Yesterday afternoon, I met with some friends to read and discuss the story of the Passover. In this story, God commanded Moses to tell Pharaoh to let his people go. The Israelites were enslaved in Egypt and Pharaoh had hardened his heart against God and against Moses, despite the fact that God had brought several plagues upon Egypt due to Pharaoh’s disobedience. Now, God would deliver the final blow of justice against Pharaoh’s disobedience, showing Pharaoh once and for all that he is the all-powerful God whose commands would not be denied.
As I thinking about the story, I decided for myself that there are two significant components to this section of the story.
The first is the most obvious part. God was about to hand out the judgment to the Egyptians. They would not have the blood of the lamb on their doorways, so the Destroyer would enter and kill the first-borns in each of the Egyptian households. It is a terrible and powerful justice that was about to take place.
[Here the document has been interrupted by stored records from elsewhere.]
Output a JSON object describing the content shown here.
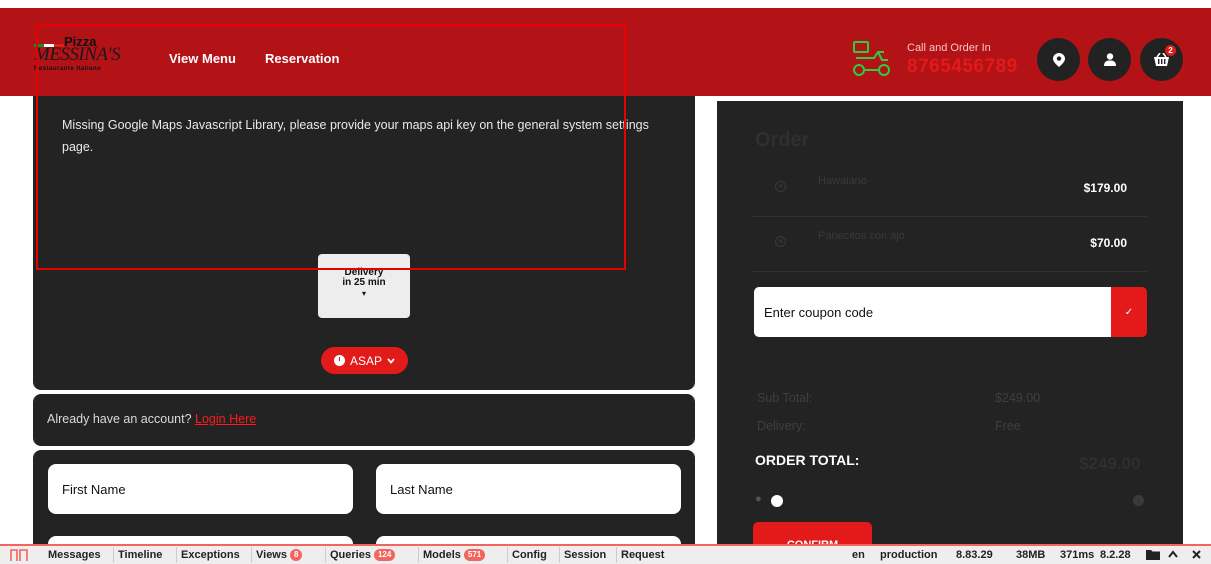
{
  "header": {
    "logo": {
      "line1": "Pizza",
      "line2": "MESSINA'S",
      "line3": "Restaurante Italiano"
    },
    "nav": [
      "View Menu",
      "Reservation"
    ],
    "call_label": "Call and Order In",
    "phone": "8765456789",
    "cart_count": "2",
    "icons": [
      "scooter-icon",
      "location-pin-icon",
      "user-icon",
      "basket-icon"
    ]
  },
  "map": {
    "message": "Missing Google Maps Javascript Library, please provide your maps api key on the general system settings page.",
    "delivery_line1": "Delivery",
    "delivery_line2": "in 25 min",
    "caret": "▾",
    "asap": "ASAP"
  },
  "account": {
    "prompt": "Already have an account?",
    "login": "Login Here"
  },
  "form": {
    "first_name_placeholder": "First Name",
    "last_name_placeholder": "Last Name"
  },
  "order": {
    "title": "Order",
    "items": [
      {
        "name": "Hawaiano",
        "price": "$179.00"
      },
      {
        "name": "Panecitos con ajo",
        "price": "$70.00"
      }
    ],
    "coupon_placeholder": "Enter coupon code",
    "coupon_button": "✓",
    "subtotal_label": "Sub Total:",
    "subtotal_value": "$249.00",
    "delivery_label": "Delivery:",
    "delivery_value": "Free",
    "total_label": "ORDER TOTAL:",
    "total_value": "$249.00",
    "confirm": "CONFIRM"
  },
  "debugbar": {
    "tabs": [
      {
        "label": "Messages"
      },
      {
        "label": "Timeline"
      },
      {
        "label": "Exceptions"
      },
      {
        "label": "Views",
        "badge": "8"
      },
      {
        "label": "Queries",
        "badge": "124"
      },
      {
        "label": "Models",
        "badge": "571"
      },
      {
        "label": "Config"
      },
      {
        "label": "Session"
      },
      {
        "label": "Request"
      }
    ],
    "locale": "en",
    "env": "production",
    "laravel_version": "8.83.29",
    "memory": "38MB",
    "time": "371ms",
    "php_version": "8.2.28"
  },
  "colors": {
    "brand_red": "#b31217",
    "accent_red": "#e21a1a",
    "panel": "#232323",
    "debug_accent": "#f4645f"
  }
}
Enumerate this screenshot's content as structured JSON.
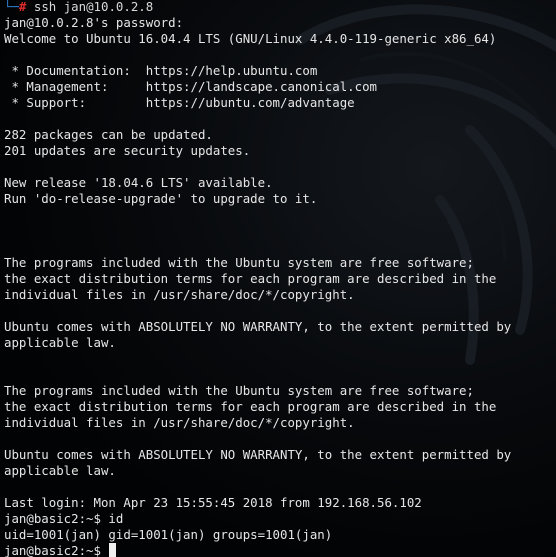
{
  "terminal": {
    "prompt_prefix": "└─",
    "prompt_hash": "#",
    "first_command": "ssh jan@10.0.2.8",
    "lines": [
      "jan@10.0.2.8's password:",
      "Welcome to Ubuntu 16.04.4 LTS (GNU/Linux 4.4.0-119-generic x86_64)",
      "",
      " * Documentation:  https://help.ubuntu.com",
      " * Management:     https://landscape.canonical.com",
      " * Support:        https://ubuntu.com/advantage",
      "",
      "282 packages can be updated.",
      "201 updates are security updates.",
      "",
      "New release '18.04.6 LTS' available.",
      "Run 'do-release-upgrade' to upgrade to it.",
      "",
      "",
      "",
      "The programs included with the Ubuntu system are free software;",
      "the exact distribution terms for each program are described in the",
      "individual files in /usr/share/doc/*/copyright.",
      "",
      "Ubuntu comes with ABSOLUTELY NO WARRANTY, to the extent permitted by",
      "applicable law.",
      "",
      "",
      "The programs included with the Ubuntu system are free software;",
      "the exact distribution terms for each program are described in the",
      "individual files in /usr/share/doc/*/copyright.",
      "",
      "Ubuntu comes with ABSOLUTELY NO WARRANTY, to the extent permitted by",
      "applicable law.",
      "",
      "Last login: Mon Apr 23 15:55:45 2018 from 192.168.56.102",
      "jan@basic2:~$ id",
      "uid=1001(jan) gid=1001(jan) groups=1001(jan)"
    ],
    "current_prompt": "jan@basic2:~$ ",
    "cursor": "block"
  },
  "colors": {
    "background": "#050709",
    "text": "#e6e6e6",
    "prompt_corner": "#2f7fd1",
    "prompt_hash": "#e02b2b"
  }
}
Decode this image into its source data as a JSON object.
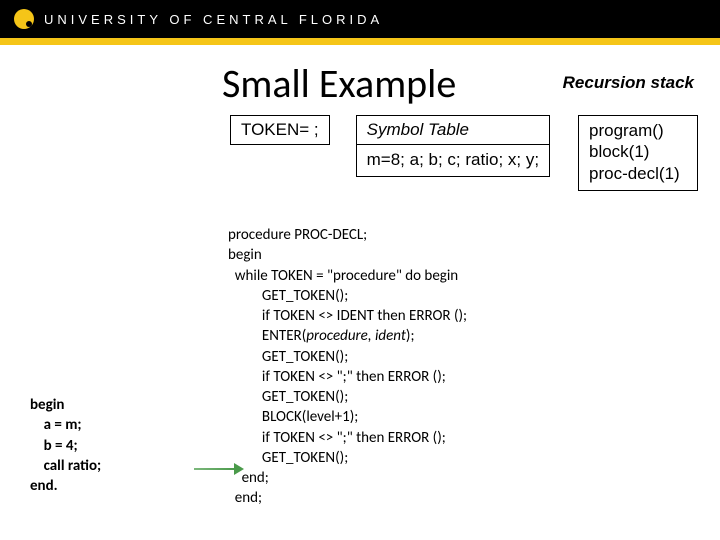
{
  "header": {
    "university": "UNIVERSITY OF CENTRAL FLORIDA"
  },
  "title": "Small Example",
  "recursion_label": "Recursion stack",
  "token_box": "TOKEN= ;",
  "symbol_table": {
    "header": "Symbol Table",
    "body": "m=8; a; b; c;\nratio; x; y;"
  },
  "recursion_stack": "program()\nblock(1)\nproc-decl(1)",
  "code_left": "begin\n    a = m;\n    b = 4;\n    call ratio;\nend.",
  "code_main_pre": "procedure PROC-DECL;\nbegin\n  while TOKEN = \"procedure\" do begin\n          GET_TOKEN();\n          if TOKEN <> IDENT then ERROR ();\n          ENTER(",
  "code_main_ital": "procedure, ident",
  "code_main_post": ");\n          GET_TOKEN();\n          if TOKEN <> \";\" then ERROR ();\n          GET_TOKEN();\n          BLOCK(level+1);\n          if TOKEN <> \";\" then ERROR ();\n          GET_TOKEN();\n    end;\n  end;"
}
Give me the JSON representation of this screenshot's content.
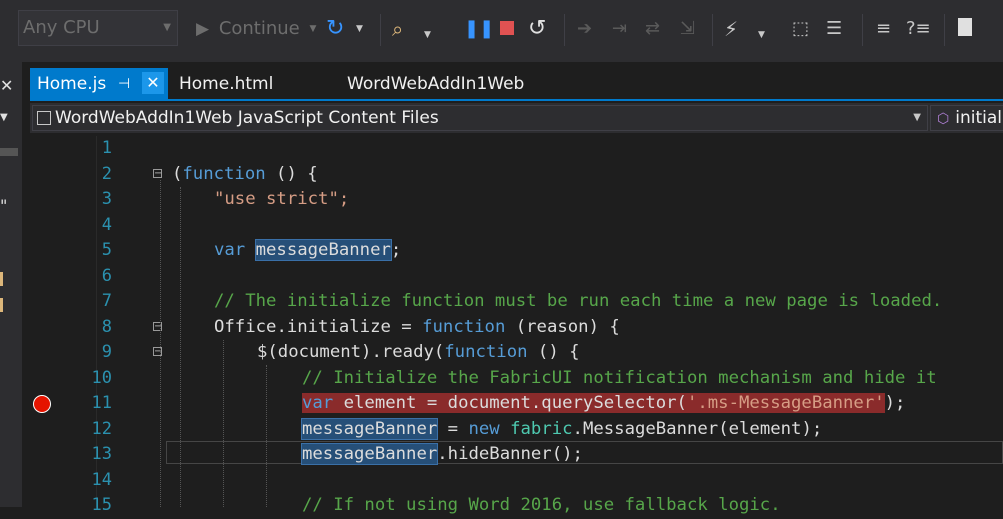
{
  "toolbar": {
    "platform": "Any CPU",
    "continue": "Continue",
    "icons": [
      "refresh-icon",
      "find-icon",
      "pause-icon",
      "stop-icon",
      "restart-icon",
      "step-icons",
      "bookmark-icon"
    ],
    "colors": {
      "pause": "#3794ff",
      "stop": "#e05252",
      "refresh": "#3794ff"
    }
  },
  "tabs": {
    "active": "Home.js",
    "pin": "⊣",
    "close": "✕",
    "others": [
      "Home.html",
      "WordWebAddIn1Web"
    ]
  },
  "nav": {
    "project": "WordWebAddIn1Web JavaScript Content Files",
    "member": "initial"
  },
  "code": {
    "line_numbers": [
      "1",
      "2",
      "3",
      "4",
      "5",
      "6",
      "7",
      "8",
      "9",
      "10",
      "11",
      "12",
      "13",
      "14",
      "15"
    ],
    "l2": [
      "(",
      "function",
      " () {"
    ],
    "l3": "\"use strict\";",
    "l5": [
      "var",
      " ",
      "messageBanner",
      ";"
    ],
    "l7": "// The initialize function must be run each time a new page is loaded.",
    "l8": [
      "Office",
      ".initialize = ",
      "function",
      " (reason) {"
    ],
    "l9": [
      "$(document).ready(",
      "function",
      " () {"
    ],
    "l10": "// Initialize the FabricUI notification mechanism and hide it",
    "l11": [
      "var",
      " element = document.querySelector(",
      "'.ms-MessageBanner'",
      ");"
    ],
    "l12": [
      "messageBanner",
      " = ",
      "new",
      " ",
      "fabric",
      ".MessageBanner(element);"
    ],
    "l13": [
      "messageBanner",
      ".hideBanner();"
    ],
    "l15": "// If not using Word 2016, use fallback logic."
  },
  "colors": {
    "accent": "#007acc",
    "keyword": "#569cd6",
    "string": "#d69d85",
    "comment": "#57a64a",
    "type": "#4ec9b0",
    "line_number": "#2b91af",
    "breakpoint": "#e51400"
  }
}
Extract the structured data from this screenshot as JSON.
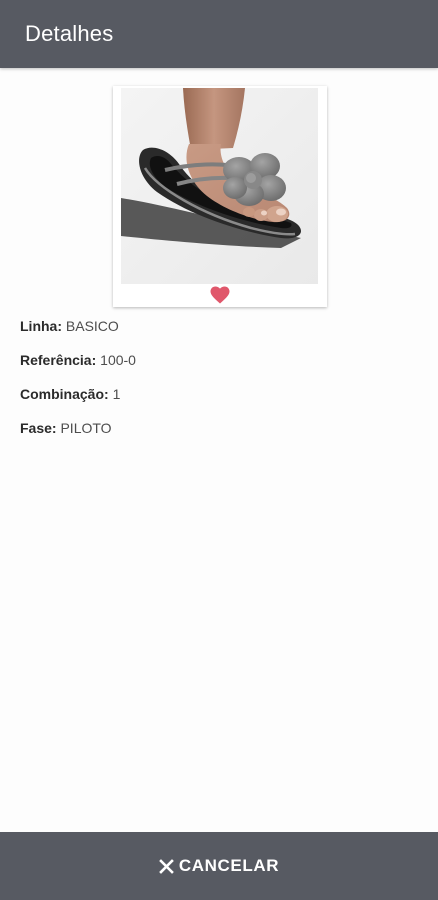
{
  "appbar": {
    "title": "Detalhes"
  },
  "product": {
    "image_alt": "Sandália com flor",
    "favorite_icon": "heart-icon",
    "favorite_color": "#e0576b"
  },
  "details": [
    {
      "label": "Linha:",
      "value": "BASICO"
    },
    {
      "label": "Referência:",
      "value": "100-0"
    },
    {
      "label": "Combinação:",
      "value": "1"
    },
    {
      "label": "Fase:",
      "value": "PILOTO"
    }
  ],
  "footer": {
    "cancel_label": "CANCELAR",
    "cancel_icon": "close-icon"
  },
  "colors": {
    "bar": "#575a62",
    "bar_text": "#ffffff",
    "background": "#fdfdfd"
  }
}
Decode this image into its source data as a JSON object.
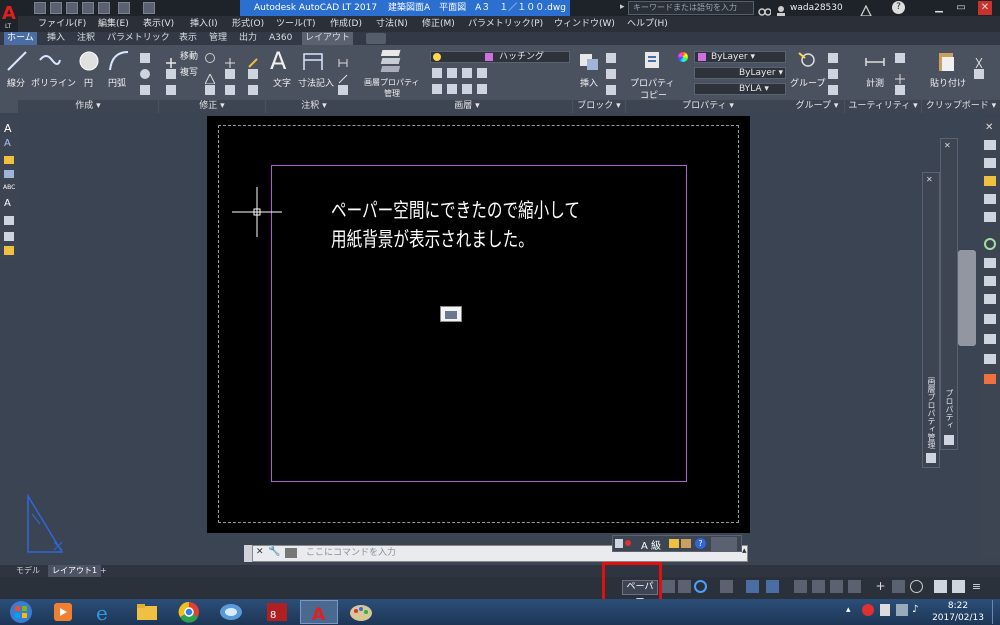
{
  "title_bar": {
    "app_title": "Autodesk AutoCAD LT 2017",
    "file_title": "建築図面A　平面図　A３　１／１００.dwg",
    "search_placeholder": "キーワードまたは語句を入力",
    "user": "wada28530"
  },
  "menu": [
    "ファイル(F)",
    "編集(E)",
    "表示(V)",
    "挿入(I)",
    "形式(O)",
    "ツール(T)",
    "作成(D)",
    "寸法(N)",
    "修正(M)",
    "パラメトリック(P)",
    "ウィンドウ(W)",
    "ヘルプ(H)"
  ],
  "ribbon_tabs": [
    "ホーム",
    "挿入",
    "注釈",
    "パラメトリック",
    "表示",
    "管理",
    "出力",
    "A360",
    "レイアウト"
  ],
  "ribbon": {
    "draw": {
      "line": "線分",
      "polyline": "ポリライン",
      "circle": "円",
      "arc": "円弧",
      "title": "作成"
    },
    "modify": {
      "move": "移動",
      "copy": "複写",
      "title": "修正"
    },
    "annotation": {
      "text": "文字",
      "dimension": "寸法記入",
      "title": "注釈"
    },
    "layers": {
      "layer_props": "画層プロパティ",
      "manage": "管理",
      "current_layer": "ハッチング",
      "title": "画層"
    },
    "block": {
      "insert": "挿入",
      "title": "ブロック"
    },
    "properties": {
      "match": "プロパティ",
      "copy": "コピー",
      "color": "ByLayer",
      "linetype": "ByLayer",
      "lineweight": "BYLA",
      "title": "プロパティ"
    },
    "groups": {
      "group": "グループ",
      "title": "グループ"
    },
    "utilities": {
      "measure": "計測",
      "title": "ユーティリティ"
    },
    "clipboard": {
      "paste": "貼り付け",
      "title": "クリップボード"
    }
  },
  "canvas": {
    "mtext_line1": "ペーパー空間にできたので縮小して",
    "mtext_line2": "用紙背景が表示されました。"
  },
  "palettes": {
    "layer_palette": "画層プロパティ管理",
    "properties_palette": "プロパティ"
  },
  "command_line": {
    "placeholder": "ここにコマンドを入力"
  },
  "layout_tabs": {
    "model": "モデル",
    "layout1": "レイアウト1"
  },
  "status_bar": {
    "space_toggle": "ペーパー",
    "scale_label": "A 級"
  },
  "taskbar": {
    "time": "8:22",
    "date": "2017/02/13"
  },
  "colors": {
    "viewport_border": "#b05dd0",
    "highlight": "#e01010",
    "title_active": "#2b6fd1"
  }
}
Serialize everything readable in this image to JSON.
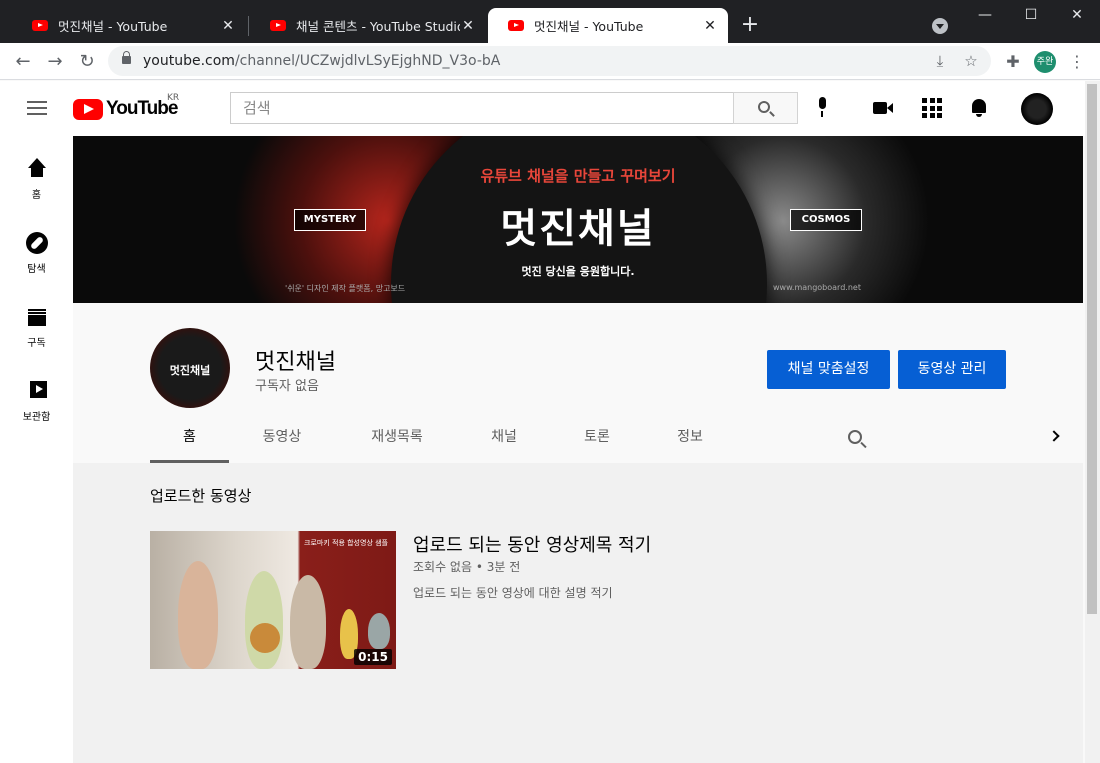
{
  "browser": {
    "tabs": [
      {
        "title": "멋진채널 - YouTube",
        "close": "✕"
      },
      {
        "title": "채널 콘텐츠 - YouTube Studio",
        "close": "✕"
      },
      {
        "title": "멋진채널 - YouTube",
        "close": "✕"
      }
    ],
    "new_tab": "+",
    "window_controls": {
      "minimize": "—",
      "maximize": "☐",
      "close": "✕"
    },
    "url_host": "youtube.com",
    "url_path": "/channel/UCZwjdlvLSyEjghND_V3o-bA",
    "profile_initials": "주완"
  },
  "masthead": {
    "logo_text": "YouTube",
    "region": "KR",
    "search_placeholder": "검색"
  },
  "guide": [
    {
      "label": "홈",
      "icon": "home-icon"
    },
    {
      "label": "탐색",
      "icon": "explore-icon"
    },
    {
      "label": "구독",
      "icon": "subscriptions-icon"
    },
    {
      "label": "보관함",
      "icon": "library-icon"
    }
  ],
  "banner": {
    "top_text": "유튜브 채널을 만들고 꾸며보기",
    "title": "멋진채널",
    "subtitle": "멋진 당신을 응원합니다.",
    "left_tag": "MYSTERY",
    "right_tag": "COSMOS",
    "credit": "'쉬운' 디자인 제작 플랫폼, 망고보드",
    "site": "www.mangoboard.net"
  },
  "channel": {
    "name": "멋진채널",
    "subscribers": "구독자 없음",
    "avatar_text": "멋진채널",
    "customize_button": "채널 맞춤설정",
    "manage_button": "동영상 관리",
    "tabs": [
      "홈",
      "동영상",
      "재생목록",
      "채널",
      "토론",
      "정보"
    ]
  },
  "content": {
    "section_title": "업로드한 동영상",
    "video": {
      "title": "업로드 되는 동안 영상제목 적기",
      "meta": "조회수 없음 • 3분 전",
      "description": "업로드 되는 동안 영상에 대한 설명 적기",
      "duration": "0:15",
      "thumb_text": "크로마키 적용 합성영상 샘플"
    }
  }
}
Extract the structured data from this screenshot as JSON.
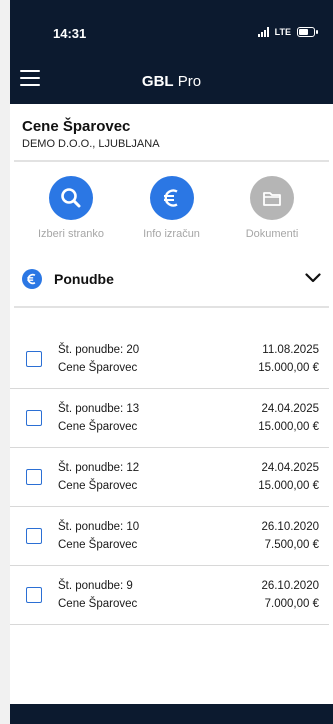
{
  "status": {
    "time": "14:31",
    "network": "LTE"
  },
  "appbar": {
    "title_bold": "GBL",
    "title_rest": " Pro"
  },
  "client": {
    "name": "Cene Šparovec",
    "company": "DEMO D.O.O., LJUBLJANA"
  },
  "actions": [
    {
      "label": "Izberi stranko",
      "icon": "search-icon",
      "color": "#2b77e4"
    },
    {
      "label": "Info izračun",
      "icon": "euro-icon",
      "color": "#2b77e4"
    },
    {
      "label": "Dokumenti",
      "icon": "folder-icon",
      "color": "#b5b5b5"
    }
  ],
  "section": {
    "title": "Ponudbe",
    "icon": "euro-icon",
    "chevron": "chevron-down-icon"
  },
  "offers": [
    {
      "number": "Št. ponudbe: 20",
      "client": "Cene Šparovec",
      "date": "11.08.2025",
      "amount": "15.000,00 €"
    },
    {
      "number": "Št. ponudbe: 13",
      "client": "Cene Šparovec",
      "date": "24.04.2025",
      "amount": "15.000,00 €"
    },
    {
      "number": "Št. ponudbe: 12",
      "client": "Cene Šparovec",
      "date": "24.04.2025",
      "amount": "15.000,00 €"
    },
    {
      "number": "Št. ponudbe: 10",
      "client": "Cene Šparovec",
      "date": "26.10.2020",
      "amount": "7.500,00 €"
    },
    {
      "number": "Št. ponudbe: 9",
      "client": "Cene Šparovec",
      "date": "26.10.2020",
      "amount": "7.000,00 €"
    }
  ],
  "colors": {
    "navy": "#0c1a2f",
    "accent": "#2b77e4",
    "disabled": "#b5b5b5"
  }
}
But the second part is actually the part that makes this section of the scripture more challenging to read. This section of the story of Moses is set within the Israelite camp, just before the night of the Passover is about to happen. God is giving instructions to Moses and Aaron about what they should do and is, in this very moment, creating a festival that is meant to be used to remember this night for thousands and thousands of years, for many generations to come.
Maybe I’m the only one, but doesn’t it seem strange to command the creation of a festival in the time with many people are about to be killed?
But yet, this is exactly what God does. He is about to display his power in a very public way and he wants this story to be told and remembered for generation after generation so that the people will remember that their God is both powerful, but also willing and able to save them.
This morning, I read again in the book of Joshua how Joshua commanded the Israelites to take one stone for each tribe from the middle of the Jordan river to commemorate what God has done. In this case, following the Exodus, the Israelites have been circling in the desert for 40 years and will now, finally, go into the Promised Land by crossing the Jordan river. God dries up the river so that they can cross and he wants them to understand and remember that it is by God’s power that they are crossing. God himself is the one who has not only saved them, but is also now marching them forward into the place that he wants them to go.
So why all of this remembering? Why does God put such a priority on his people remembering who he is and what he has done?
I don’t know the answer with certainty, but my best guess is that, through remembering, we can both maintain and increase our faith. The scriptures say that it was Noah’s faith that saved him. It was Abraham’s faith that allowed him to believe God’s promise and receive the inheritance that God would give him. And many others…Isaac, Jacob, Joseph, Moses, and more!
So it is also faith that saves us. Our faith is in the sacrifice of Jesus, that it will save each of us, and so it is important to remember what God has done.
Each year, we celebrate holidays like Christmas and Easter. Those are celebrations that are intended to help us remember very significant events. The birth of Jesus and the death and resurrection of Jesus are crucial to our faith.
God also does many things in our individual lives as well. God didn’t just work centuries ago; he is also working now. God is working in powerful ways even now as we pray and he acts in our lives. These are the things that I also want to remember. I want to recall the things that God does directly in my life and put memorials in my life that will allow me to remember what God has done. In this way, my faith can, and will, increase. I can see God at work, and even in my most difficult periods of life, I can have faith that God is working, even when I cannot immediately see him.